Australia has seen a 26.6% rise in sales of direct life insurance products in the past year, driven by technology advances for direct channels, better profit margins and competition in other distribution channels. The direct distribution channels now sell 138 products in Australia, up from 109 in 2008. The increase was primarily in term insurance, offering death, total and permanent disability and trauma cover, according to a research report by Rice Warner, an actuarial and management consultant firm.
This is a significant rise and the growth potential represents a good opportunity for life insurance companies, Richard Weatherhead, director of Rice Warner, told BestWire.
In Australia, there are 27 insurers active in the direct life insurance market. Most life insurance is sold through superannuation funds, primarily as default cover provided to all members, or through the retail market via intermediated sales, according to the report.
Competition in the two traditional channels will make direct distribution a key growth area for life insurance companies over the next few years, said Rice Warner in the report.

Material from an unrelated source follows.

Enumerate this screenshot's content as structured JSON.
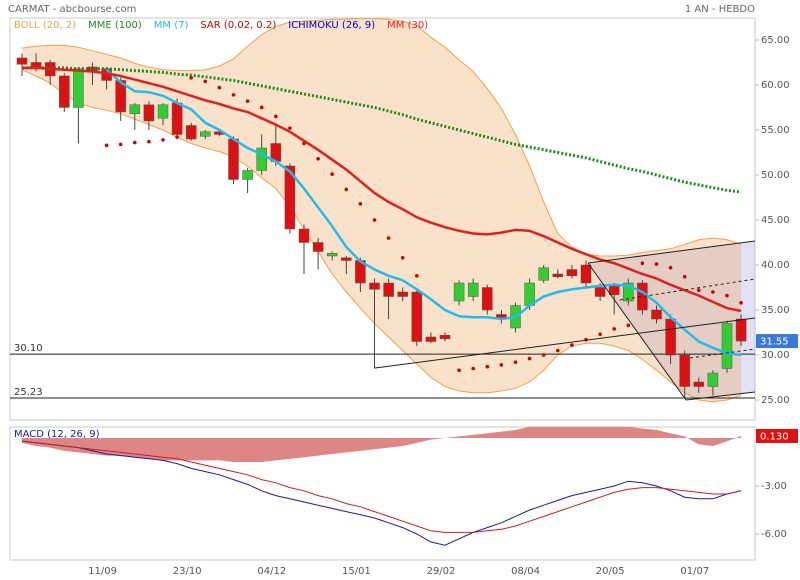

Insurers can usually achieve a higher profit margin through the direct channels, said Weatherhead. The direct retail distribution channels have been “around for some time” but they had been under-developed.
In the past few years, Weatherhead said direct channels have become more popular. These channels include the Internet, telephone, television, direct mailing and retail shops. Like the United Kingdom, Weatherhead said Australia is open to innovations such as Web-based insurance sales.
Direct life insurance, excluding loan and mortgage insurance, accounted for 13.8% of overall risk insurance sales and 10% of in-force business in Australia, according to the report.
In Australia, direct products are priced at between 85% and 125% of intermediated products, with variations among products and age range.
Direct products are generally more expensive than obtaining cover through the superannuation fund, according to Rice Warner. Direct products are priced at between 150% and 400% of superannuation fund products.
Although awareness of direct distribution channels has increased in Australia, it is important to drive sales through these channels. In the past, Weatherhead said a lot of money had been wasted and there were more failures than successful cases.
The direct life insurance market segment “must be well targeted,” said Weatherhead. The strategy must be a “micro-marketing” rather than a mass market approach for direct channels, with emphasis on technological benefits and supports.
The increase in sales of direct insurance products has relied heavily on the Internet, not only to promote the products but to assist the sales and customer service management. The Internet can serve as “a conduit to an automated underwriting system” and “a source of leads for telephone-based sales and service centers where business may be completed,” said the report.
Technology is a key factor in driving direct life distribution, said Weatherhead. Customer analytics, Web-based insurance needs calculators and applications, automated assessment of individual risk factors and completion of business are functions contributing to the growth of direct channels.
The development of the direct nonlife insurance sector has raised overall awareness of direct distribution channels in Australia, said Weatherhead. As insurers explore the potential, they will bring change to the market in the next few years.
Australia’s nonlife insurance sector has recently seen the entrants of new noninsurance players, such as Australia Post, Virgin Money and supermarket Coles, to provide personal nonlife products. These new players are active in retail business with established networks in retail and financial services (BestWire, Sept. 23, 2009).
Progressive Direct Insurance Co., a unit of U.S.-based Progressive Corp., launched business for online-service motor insurance in Australia this year (BestWire, Jan. 26, 2010).
“Direct life insurance in Australia is growing relative to other sectors of the risk insurance market. We estimate that market share has increased by 0.7% over the past year,” said Rice Warner in the report.